We propose that the reproducibility of the histological diagnosis of fibrolamellar carcinoma can be substantially improved by careful attention to the full pattern of histological features (large polygonal tumor cells with abundant eosinophilic cytoplasm, large vesiculated nuclei, large nucleoli, and lamellar fibrosis)1 and that most cases should be CK7 positive5, 8, 9 as well as CD68 positive. In the absence of CK7 and/or CD68 positivity, a diagnosis of fibrolamellar carcinoma should be carefully re-considered.

These findings also extend our understanding of the biology of fibrolamellar carcinomas. Their oncocytic appearance has typically been attributed to cytoplasmic swelling by numerous packed mitochondria, as seen in electron microscopy studies. The current study indicates that fibrolamellar carcinomas also have increased lysosomal or endosomal accumulations in their cytoplasm, which may suggest that abnormalities in endosomal/lysosomal trafficking are characteristic of fibrolamellar carcinomas. Overexpression occurs at the level of both mRNA and protein.

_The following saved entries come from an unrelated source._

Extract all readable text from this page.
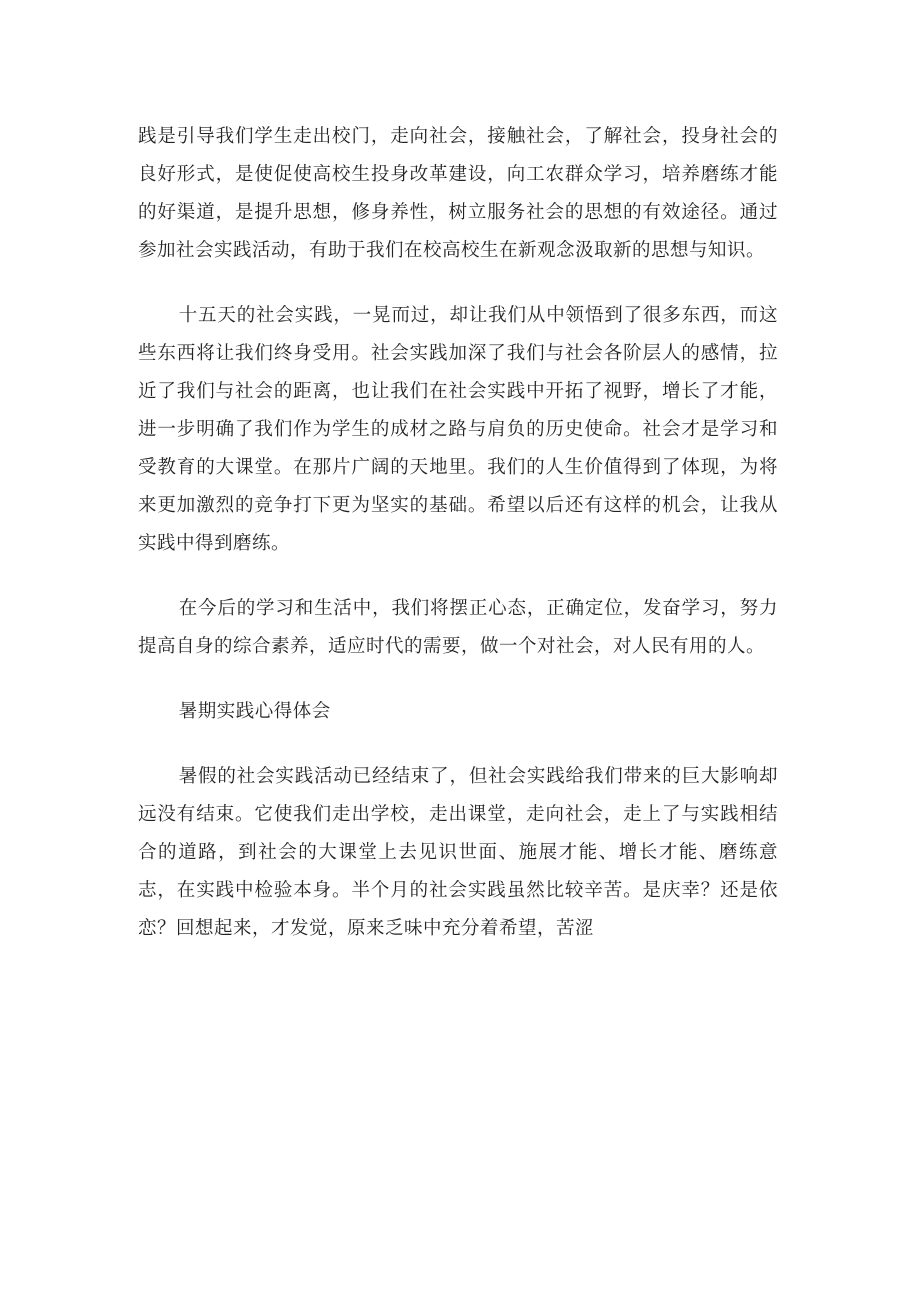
践是引导我们学生走出校门，走向社会，接触社会，了解社会，投身社会的良好形式，是使促使高校生投身改革建设，向工农群众学习，培养磨练才能的好渠道，是提升思想，修身养性，树立服务社会的思想的有效途径。通过参加社会实践活动，有助于我们在校高校生在新观念汲取新的思想与知识。

十五天的社会实践，一晃而过，却让我们从中领悟到了很多东西，而这些东西将让我们终身受用。社会实践加深了我们与社会各阶层人的感情，拉近了我们与社会的距离，也让我们在社会实践中开拓了视野，增长了才能，进一步明确了我们作为学生的成材之路与肩负的历史使命。社会才是学习和受教育的大课堂。在那片广阔的天地里。我们的人生价值得到了体现，为将来更加激烈的竞争打下更为坚实的基础。希望以后还有这样的机会，让我从实践中得到磨练。

在今后的学习和生活中，我们将摆正心态，正确定位，发奋学习，努力提高自身的综合素养，适应时代的需要，做一个对社会，对人民有用的人。

暑期实践心得体会

暑假的社会实践活动已经结束了，但社会实践给我们带来的巨大影响却远没有结束。它使我们走出学校，走出课堂，走向社会，走上了与实践相结合的道路，到社会的大课堂上去见识世面、施展才能、增长才能、磨练意志，在实践中检验本身。半个月的社会实践虽然比较辛苦。是庆幸？还是依恋？回想起来，才发觉，原来乏味中充分着希望，苦涩
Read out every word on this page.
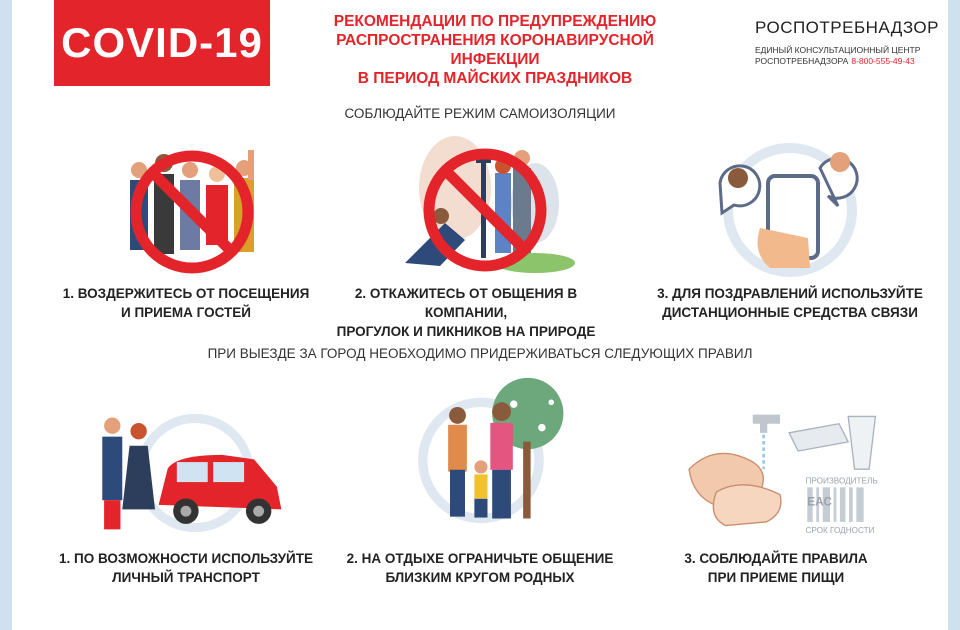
COVID-19	РЕКОМЕНДАЦИИ ПО ПРЕДУПРЕЖДЕНИЮ
РАСПРОСТРАНЕНИЯ КОРОНАВИРУСНОЙ ИНФЕКЦИИ
В ПЕРИОД МАЙСКИХ ПРАЗДНИКОВ
РОСПОТРЕБНАДЗОР
ЕДИНЫЙ КОНСУЛЬТАЦИОННЫЙ ЦЕНТР
РОСПОТРЕБНАДЗОРА 8-800-555-49-43
СОБЛЮДАЙТЕ РЕЖИМ САМОИЗОЛЯЦИИ
1. ВОЗДЕРЖИТЕСЬ ОТ ПОСЕЩЕНИЯ
И ПРИЕМА ГОСТЕЙ
2. ОТКАЖИТЕСЬ ОТ ОБЩЕНИЯ В КОМПАНИИ,
ПРОГУЛОК И ПИКНИКОВ НА ПРИРОДЕ
3. ДЛЯ ПОЗДРАВЛЕНИЙ ИСПОЛЬЗУЙТЕ
ДИСТАНЦИОННЫЕ СРЕДСТВА СВЯЗИ
ПРИ ВЫЕЗДЕ ЗА ГОРОД НЕОБХОДИМО ПРИДЕРЖИВАТЬСЯ СЛЕДУЮЩИХ ПРАВИЛ
1. ПО ВОЗМОЖНОСТИ ИСПОЛЬЗУЙТЕ
ЛИЧНЫЙ ТРАНСПОРТ
2. НА ОТДЫХЕ ОГРАНИЧЬТЕ ОБЩЕНИЕ
БЛИЗКИМ КРУГОМ РОДНЫХ
ПРОИЗВОДИТЕЛЬ
ЕАС
СРОК ГОДНОСТИ
3. СОБЛЮДАЙТЕ ПРАВИЛА
ПРИ ПРИЕМЕ ПИЩИ
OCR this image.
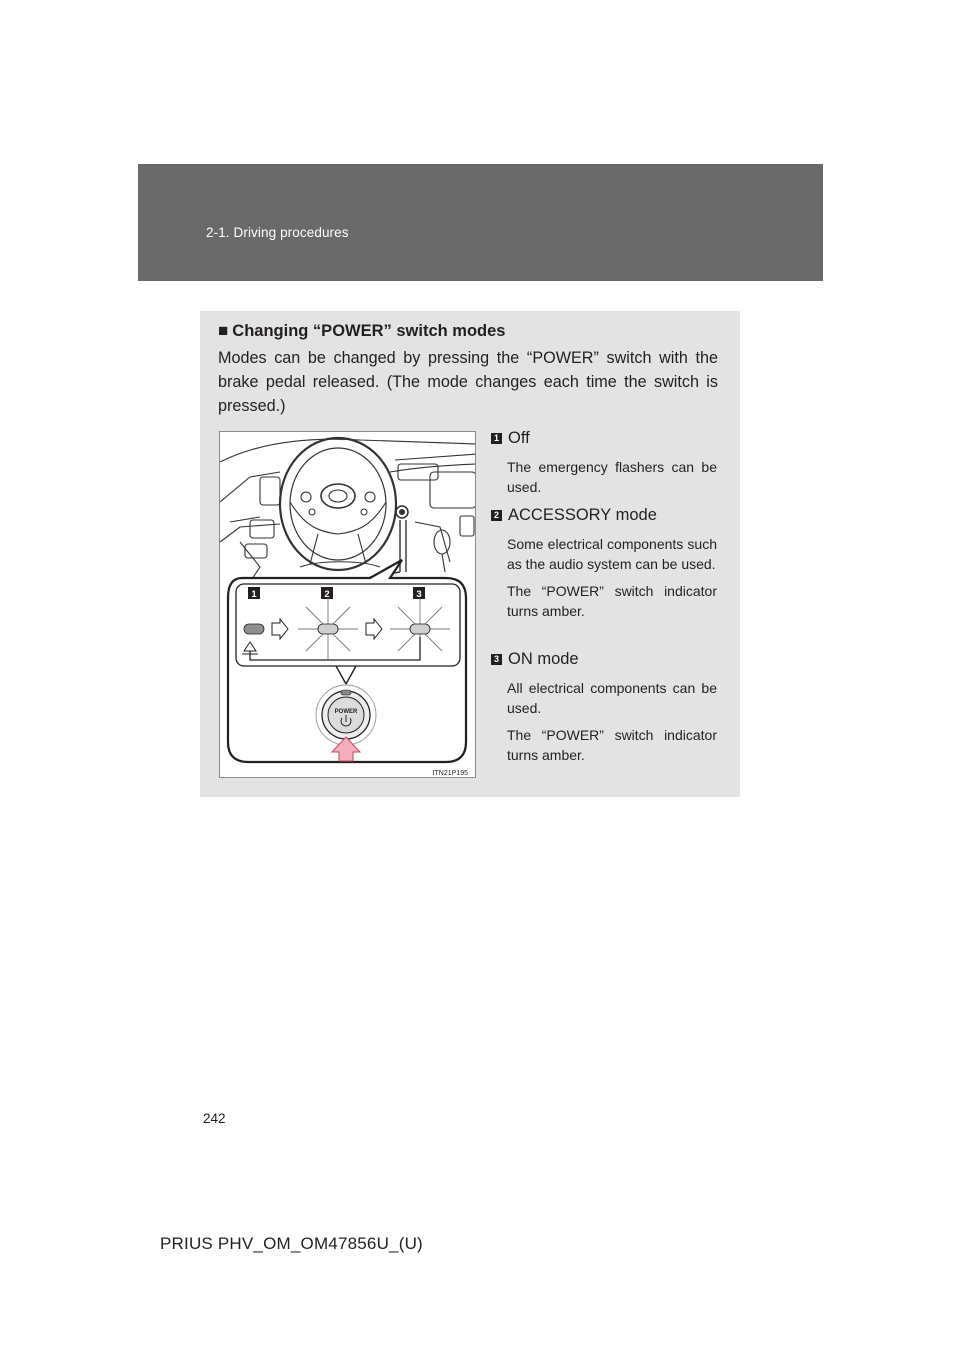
2-1. Driving procedures
■ Changing “POWER” switch modes
Modes can be changed by pressing the “POWER” switch with the brake pedal released. (The mode changes each time the switch is pressed.)
1	2	3
POWER
ITN21P195
1 Off
The emergency flashers can be used.
2 ACCESSORY mode
Some electrical components such as the audio system can be used.
The “POWER” switch indicator turns amber.
3 ON mode
All electrical components can be used.
The “POWER” switch indicator turns amber.
242
PRIUS PHV_OM_OM47856U_(U)
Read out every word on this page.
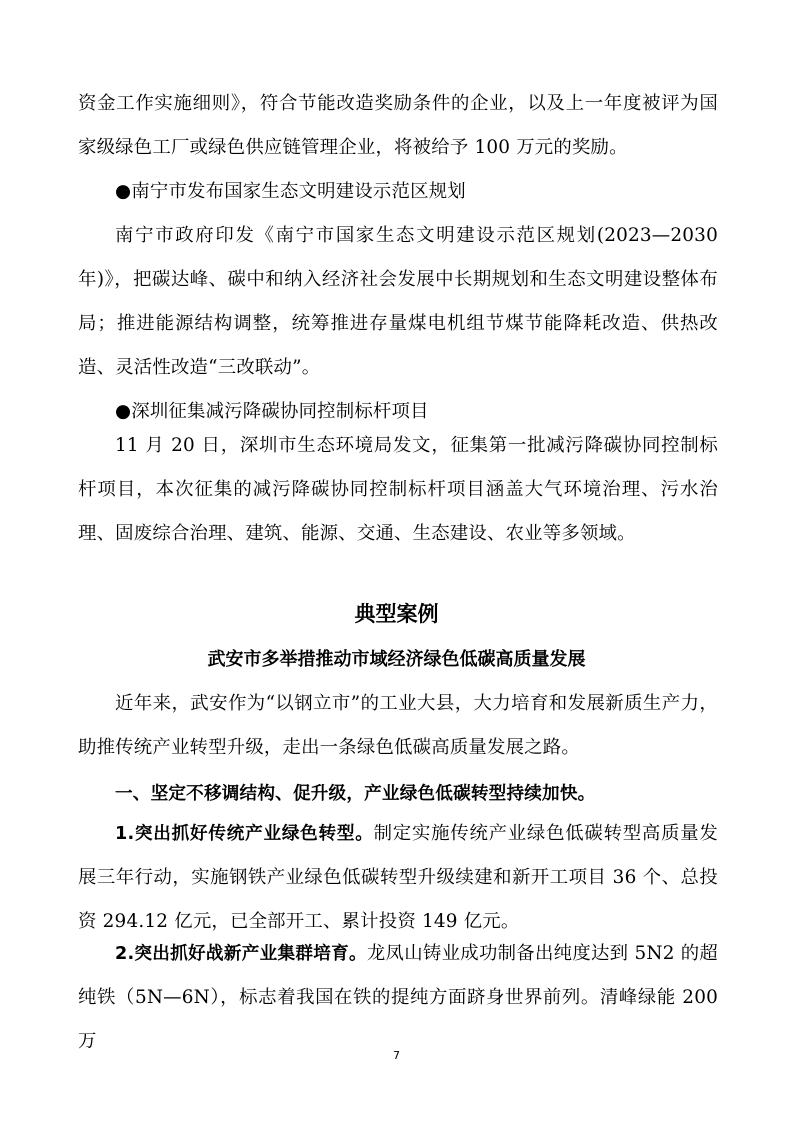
资金工作实施细则》，符合节能改造奖励条件的企业，以及上一年度被评为国家级绿色工厂或绿色供应链管理企业，将被给予 100 万元的奖励。

●南宁市发布国家生态文明建设示范区规划

南宁市政府印发《南宁市国家生态文明建设示范区规划(2023—2030 年)》，把碳达峰、碳中和纳入经济社会发展中长期规划和生态文明建设整体布局；推进能源结构调整，统筹推进存量煤电机组节煤节能降耗改造、供热改造、灵活性改造“三改联动”。

●深圳征集减污降碳协同控制标杆项目

11 月 20 日，深圳市生态环境局发文，征集第一批减污降碳协同控制标杆项目，本次征集的减污降碳协同控制标杆项目涵盖大气环境治理、污水治理、固废综合治理、建筑、能源、交通、生态建设、农业等多领域。

典型案例
武安市多举措推动市域经济绿色低碳高质量发展

近年来，武安作为“以钢立市”的工业大县，大力培育和发展新质生产力，助推传统产业转型升级，走出一条绿色低碳高质量发展之路。

一、坚定不移调结构、促升级，产业绿色低碳转型持续加快。

1.突出抓好传统产业绿色转型。制定实施传统产业绿色低碳转型高质量发展三年行动，实施钢铁产业绿色低碳转型升级续建和新开工项目 36 个、总投资 294.12 亿元，已全部开工、累计投资 149 亿元。

2.突出抓好战新产业集群培育。龙凤山铸业成功制备出纯度达到 5N2 的超纯铁（5N—6N），标志着我国在铁的提纯方面跻身世界前列。清峰绿能 200 万

7
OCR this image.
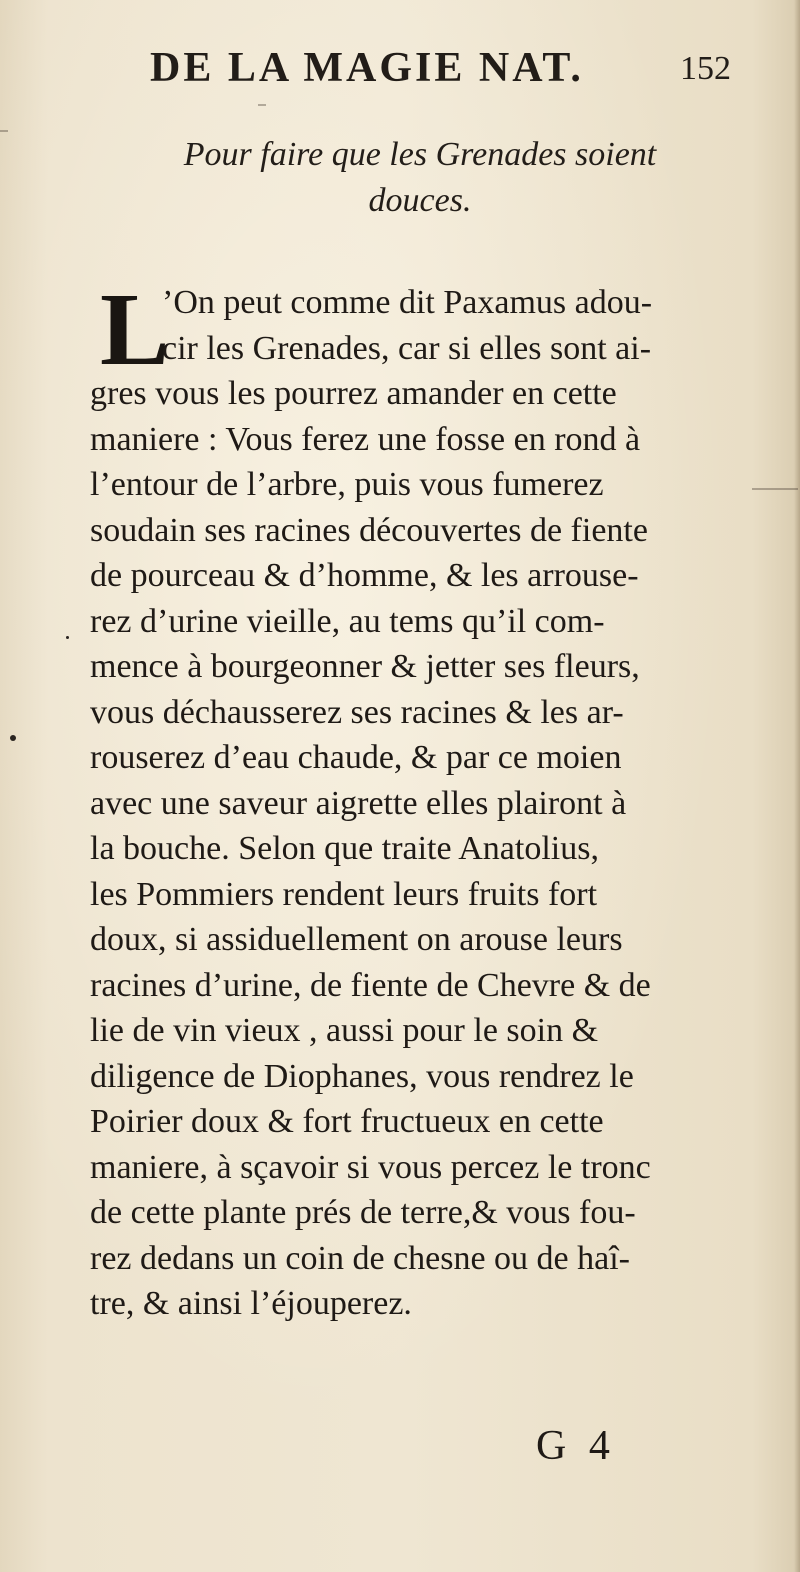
DE LA MAGIE NAT.	152
Pour faire que les Grenades soient
douces.
L
’On peut comme dit Paxamus adou-
cir les Grenades, car si elles sont ai-
gres vous les pourrez amander en cette
maniere : Vous ferez une fosse en rond à
l’entour de l’arbre, puis vous fumerez
soudain ses racines découvertes de fiente
de pourceau & d’homme, & les arrouse-
rez d’urine vieille, au tems qu’il com-
mence à bourgeonner & jetter ses fleurs,
vous déchausserez ses racines & les ar-
rouserez d’eau chaude, & par ce moien
avec une saveur aigrette elles plairont à
la bouche. Selon que traite Anatolius,
les Pommiers rendent leurs fruits fort
doux, si assiduellement on arouse leurs
racines d’urine, de fiente de Chevre & de
lie de vin vieux , aussi pour le soin &
diligence de Diophanes, vous rendrez le
Poirier doux & fort fructueux en cette
maniere, à sçavoir si vous percez le tronc
de cette plante prés de terre,& vous fou-
rez dedans un coin de chesne ou de haî-
tre, & ainsi l’éjouperez.
G 4
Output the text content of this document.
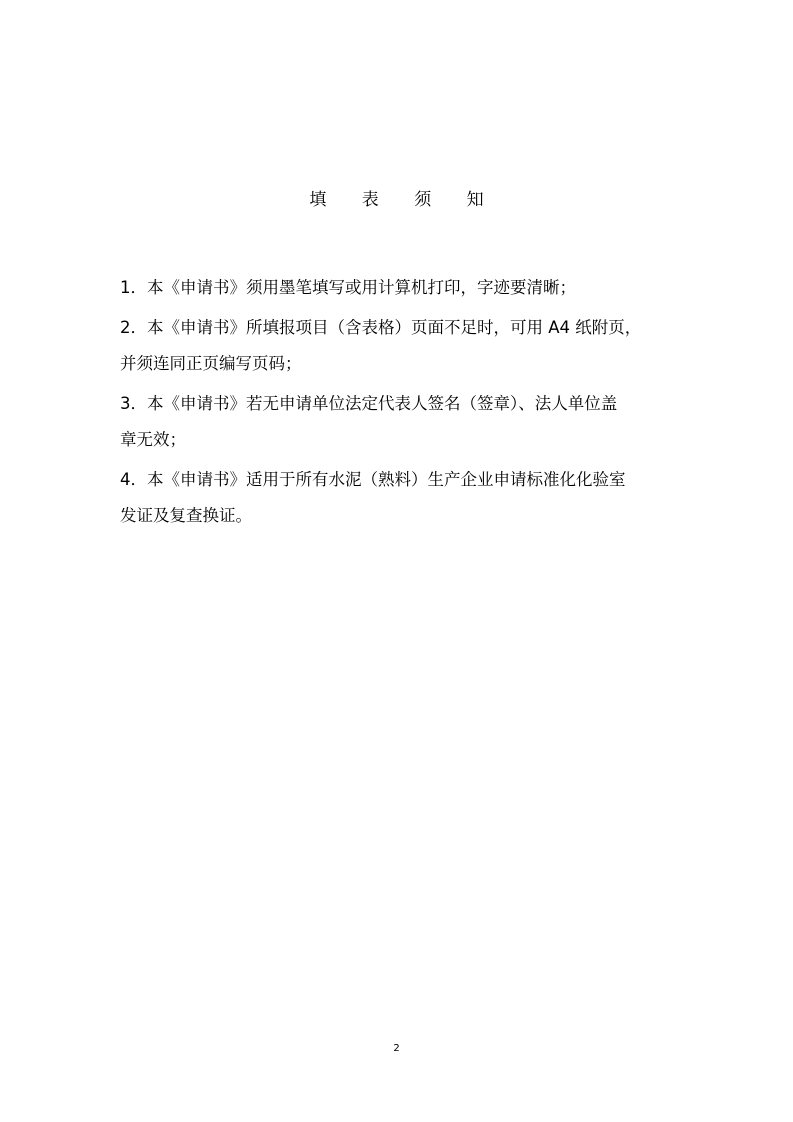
填 表 须 知

1．本《申请书》须用墨笔填写或用计算机打印，字迹要清晰；

2．本《申请书》所填报项目（含表格）页面不足时，可用 A4 纸附页，
并须连同正页编写页码；

3．本《申请书》若无申请单位法定代表人签名（签章）、法人单位盖
章无效；

4．本《申请书》适用于所有水泥（熟料）生产企业申请标准化化验室
发证及复查换证。

2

Of note, one previous study examined a case of fibrolamellar carcinoma and found it to be CD68 positive when using clone KP1 but not clone PG-M1.10 They also reported the fibrolamellar carcinoma was weakly positive for Ki-M1P and 3A5, and negative for and anti-lysozyme.10 These authors also reported that the non-neoplastic liver in a case of biliary atresia was CD68 positive (using clone KP1) and that, based on electron microscopy, immunoreactivity correlated with lysosome-like granules as well as electron dense structures that were probably bile. Thus, some caution is likely warranted when staining a tumor rich in cytoplasmic bile for CD68, as the bile may be stored in lysosomes within tumor cells.

In sum, CD68 immunostaining is a sensitive marker for fibrolamellar carcinoma that may be of use in routine diagnostic surgical pathology. In addition, it may be of use in research studies by helping properly classify cases of fibrolamellar carcinoma. This is of importance because it can help ensure a uniform biological entity is being investigated by different groups, as the incorporation of non-fibrolamellar carcinoma cases in such studies is unlikely to improve our understanding of the biology of this disease.